When the debate was over, they had agreed to raise $183,482.64 for this year’s operations, nearly $3,500 more than last year. They also appropriated $103,121.53 from various accounts, which was $13,112.86 less than the previous year.

Between 35 and 40 people attended the meeting at the town hall.

Residents voted to pursue the nomination of the town hall to the National Register of Historic Places, and to reduce the Wednesday hours at the transfer station.

The initial article was to close the station all day Wednesdays from Nov. 1 to April 1, but it failed. A second article that was introduced also passed: to leave the station open from noon to 4 p.m. on Wednesdays after Jan. 1 to the end of March. The hours will remain the same on Sundays.

Moderator Richard Doughty kept the meeting flowing smoothly, only banging his gavel a few times to keep those gathered on track.

Business was punctuated often with laughter, including Edmund Hutchinson’s suggestion that the bicentennial celebration be held earlier than 2016 because some people might not be able to be there.

Though some people wondered if they needed a comprehensive plan to guide the small, rural town into the future, or $3,300 for a 10-by-16-foot storage shed at the town office, those articles passed.

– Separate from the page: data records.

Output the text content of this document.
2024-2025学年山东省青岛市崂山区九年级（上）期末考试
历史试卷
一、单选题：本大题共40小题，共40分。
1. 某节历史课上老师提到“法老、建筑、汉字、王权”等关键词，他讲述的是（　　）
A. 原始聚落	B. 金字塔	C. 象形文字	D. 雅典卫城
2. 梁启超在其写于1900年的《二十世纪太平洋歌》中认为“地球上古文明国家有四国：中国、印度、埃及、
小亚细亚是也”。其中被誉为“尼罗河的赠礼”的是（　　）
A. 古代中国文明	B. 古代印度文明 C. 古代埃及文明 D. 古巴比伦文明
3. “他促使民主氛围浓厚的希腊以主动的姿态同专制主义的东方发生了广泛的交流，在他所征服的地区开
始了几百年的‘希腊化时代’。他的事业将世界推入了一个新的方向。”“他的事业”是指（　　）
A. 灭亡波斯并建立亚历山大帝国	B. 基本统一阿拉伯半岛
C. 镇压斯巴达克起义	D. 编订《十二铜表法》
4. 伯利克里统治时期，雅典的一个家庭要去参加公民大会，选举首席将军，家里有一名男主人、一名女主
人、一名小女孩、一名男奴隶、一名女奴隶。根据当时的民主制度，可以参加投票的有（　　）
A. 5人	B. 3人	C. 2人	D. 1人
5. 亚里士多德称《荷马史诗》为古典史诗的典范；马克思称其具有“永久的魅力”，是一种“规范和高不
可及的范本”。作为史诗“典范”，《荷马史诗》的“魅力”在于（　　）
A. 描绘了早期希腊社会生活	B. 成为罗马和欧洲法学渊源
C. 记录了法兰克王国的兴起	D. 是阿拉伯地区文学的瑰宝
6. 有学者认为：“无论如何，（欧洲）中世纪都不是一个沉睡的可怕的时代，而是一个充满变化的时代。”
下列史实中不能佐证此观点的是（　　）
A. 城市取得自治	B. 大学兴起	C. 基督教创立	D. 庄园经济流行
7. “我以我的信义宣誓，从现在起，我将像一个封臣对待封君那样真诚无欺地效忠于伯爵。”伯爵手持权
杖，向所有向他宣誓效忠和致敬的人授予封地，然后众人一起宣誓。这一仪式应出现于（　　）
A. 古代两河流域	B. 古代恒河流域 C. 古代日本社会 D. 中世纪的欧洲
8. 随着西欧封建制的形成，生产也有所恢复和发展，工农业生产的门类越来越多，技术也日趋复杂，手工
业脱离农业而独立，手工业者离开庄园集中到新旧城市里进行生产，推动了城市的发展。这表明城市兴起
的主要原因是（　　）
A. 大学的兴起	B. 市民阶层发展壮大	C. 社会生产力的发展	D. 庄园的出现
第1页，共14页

Voters also approved taking $14,000 from the surplus account for the first of three payments to the Maine Department of Environmental Protection for the $41,000 cleanup of a gas leak. The state waived interest if the town pays that amount, otherwise it would be a 15 percent interest on the amount owed retroactive to Aug. 31, 2006, Selectman Nancy Stowell said.

About 10 yards of contaminated soil was found at the fire station where a pump island at a former gas station had once stood.

Stowell told residents that law dictates that the town pay for the cleanup of the soil.

Voters also approved a building permit fee schedule that ranged from $20 to $75, and an after-the-fact permit fee structure that ranged from $100 to $1,000 a day.